The first half of the series – launched today, and proceeding via four weekly instalments to be published over the next month or so – draws together posts investigating the impact of austerity on households, including pieces on the gendered impact of universal credit, intergenerational inequality, and how the companies in the ‘recovery industry’ are profiting from deepening poverty and inequality.
The second half of the series will resume in June 2016, again with five weekly instalments, and will tackle the impact of recovery policies on the UK labour market, including posts on forced labour, the impact of recovery policy on wages and working conditions, and deepening gendered and racial inequality within paid and unpaid labour.

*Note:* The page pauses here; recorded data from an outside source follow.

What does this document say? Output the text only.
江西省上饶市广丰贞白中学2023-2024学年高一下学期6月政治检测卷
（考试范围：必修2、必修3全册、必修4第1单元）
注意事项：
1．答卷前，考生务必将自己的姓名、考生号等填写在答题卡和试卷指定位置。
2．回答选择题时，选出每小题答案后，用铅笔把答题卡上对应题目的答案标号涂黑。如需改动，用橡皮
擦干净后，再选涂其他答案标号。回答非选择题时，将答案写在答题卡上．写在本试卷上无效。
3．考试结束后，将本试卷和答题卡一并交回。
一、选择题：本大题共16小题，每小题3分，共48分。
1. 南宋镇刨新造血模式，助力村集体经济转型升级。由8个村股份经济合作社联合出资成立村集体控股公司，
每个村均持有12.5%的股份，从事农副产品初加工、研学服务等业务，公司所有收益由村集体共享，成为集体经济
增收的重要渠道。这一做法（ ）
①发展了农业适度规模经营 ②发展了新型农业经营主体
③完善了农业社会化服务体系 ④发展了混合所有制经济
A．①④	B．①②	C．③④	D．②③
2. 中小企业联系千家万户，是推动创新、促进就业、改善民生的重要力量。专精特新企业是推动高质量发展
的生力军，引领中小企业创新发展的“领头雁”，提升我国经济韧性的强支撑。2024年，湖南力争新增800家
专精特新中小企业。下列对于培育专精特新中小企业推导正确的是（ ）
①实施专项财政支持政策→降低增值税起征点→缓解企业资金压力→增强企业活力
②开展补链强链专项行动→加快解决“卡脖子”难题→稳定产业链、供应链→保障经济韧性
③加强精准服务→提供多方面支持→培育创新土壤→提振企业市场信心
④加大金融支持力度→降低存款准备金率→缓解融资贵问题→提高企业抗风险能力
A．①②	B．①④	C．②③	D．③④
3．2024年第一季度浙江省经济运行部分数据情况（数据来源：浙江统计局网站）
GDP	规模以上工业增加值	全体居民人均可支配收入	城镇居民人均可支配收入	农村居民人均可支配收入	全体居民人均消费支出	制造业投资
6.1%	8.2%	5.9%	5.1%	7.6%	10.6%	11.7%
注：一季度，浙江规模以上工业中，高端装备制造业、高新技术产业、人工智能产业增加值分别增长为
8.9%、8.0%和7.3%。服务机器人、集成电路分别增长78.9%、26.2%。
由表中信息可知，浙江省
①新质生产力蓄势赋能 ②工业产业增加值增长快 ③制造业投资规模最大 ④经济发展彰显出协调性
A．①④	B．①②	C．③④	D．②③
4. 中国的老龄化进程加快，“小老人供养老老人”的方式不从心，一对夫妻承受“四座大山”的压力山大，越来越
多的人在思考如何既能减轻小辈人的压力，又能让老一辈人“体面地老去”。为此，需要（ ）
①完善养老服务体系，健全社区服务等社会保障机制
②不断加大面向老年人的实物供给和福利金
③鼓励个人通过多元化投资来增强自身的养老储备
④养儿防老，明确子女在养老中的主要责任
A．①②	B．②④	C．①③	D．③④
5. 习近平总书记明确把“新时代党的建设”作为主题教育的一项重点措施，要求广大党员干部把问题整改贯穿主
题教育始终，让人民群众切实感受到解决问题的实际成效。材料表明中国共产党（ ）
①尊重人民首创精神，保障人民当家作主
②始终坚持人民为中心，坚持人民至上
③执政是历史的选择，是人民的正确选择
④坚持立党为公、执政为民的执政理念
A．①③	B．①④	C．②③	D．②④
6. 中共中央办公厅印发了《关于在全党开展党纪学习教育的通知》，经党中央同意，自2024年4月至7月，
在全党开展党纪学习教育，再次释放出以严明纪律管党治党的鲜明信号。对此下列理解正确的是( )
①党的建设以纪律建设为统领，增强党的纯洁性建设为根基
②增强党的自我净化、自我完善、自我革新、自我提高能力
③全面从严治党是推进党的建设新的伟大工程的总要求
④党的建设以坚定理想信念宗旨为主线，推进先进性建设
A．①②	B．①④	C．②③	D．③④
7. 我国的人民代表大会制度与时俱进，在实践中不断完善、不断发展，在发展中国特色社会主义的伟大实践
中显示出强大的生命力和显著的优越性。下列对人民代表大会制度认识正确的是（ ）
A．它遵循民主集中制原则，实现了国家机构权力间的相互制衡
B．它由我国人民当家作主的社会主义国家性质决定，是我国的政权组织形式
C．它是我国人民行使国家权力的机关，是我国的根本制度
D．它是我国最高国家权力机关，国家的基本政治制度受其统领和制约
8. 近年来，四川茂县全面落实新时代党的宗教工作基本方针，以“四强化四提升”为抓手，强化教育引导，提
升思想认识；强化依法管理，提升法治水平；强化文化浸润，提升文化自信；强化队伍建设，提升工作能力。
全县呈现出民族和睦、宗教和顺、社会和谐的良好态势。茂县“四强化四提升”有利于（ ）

The overall aim of the series is to move the political project of economic re-imaginations forward by capturing and analysing everyday consequences of austerity, exposing differentiated experiences of it, and drawing attention to the driving forces of these hidden costs in national and global economic and political policies and logics. The series will enable us not only to understand the scale of developing economic and policy contradictions but also the crisis dynamics themselves and the social and political struggle over the direction of recovery.

Finally, we hope that the series of posts will begin to chart new ways of thinking and even develop some new mid-level policies that move us beyond the failures of austerity.  These will include policies that address corporate and labour market governance, as well as wealth redistribution, and will seek to stimulate UK prosperity in a more equitable way.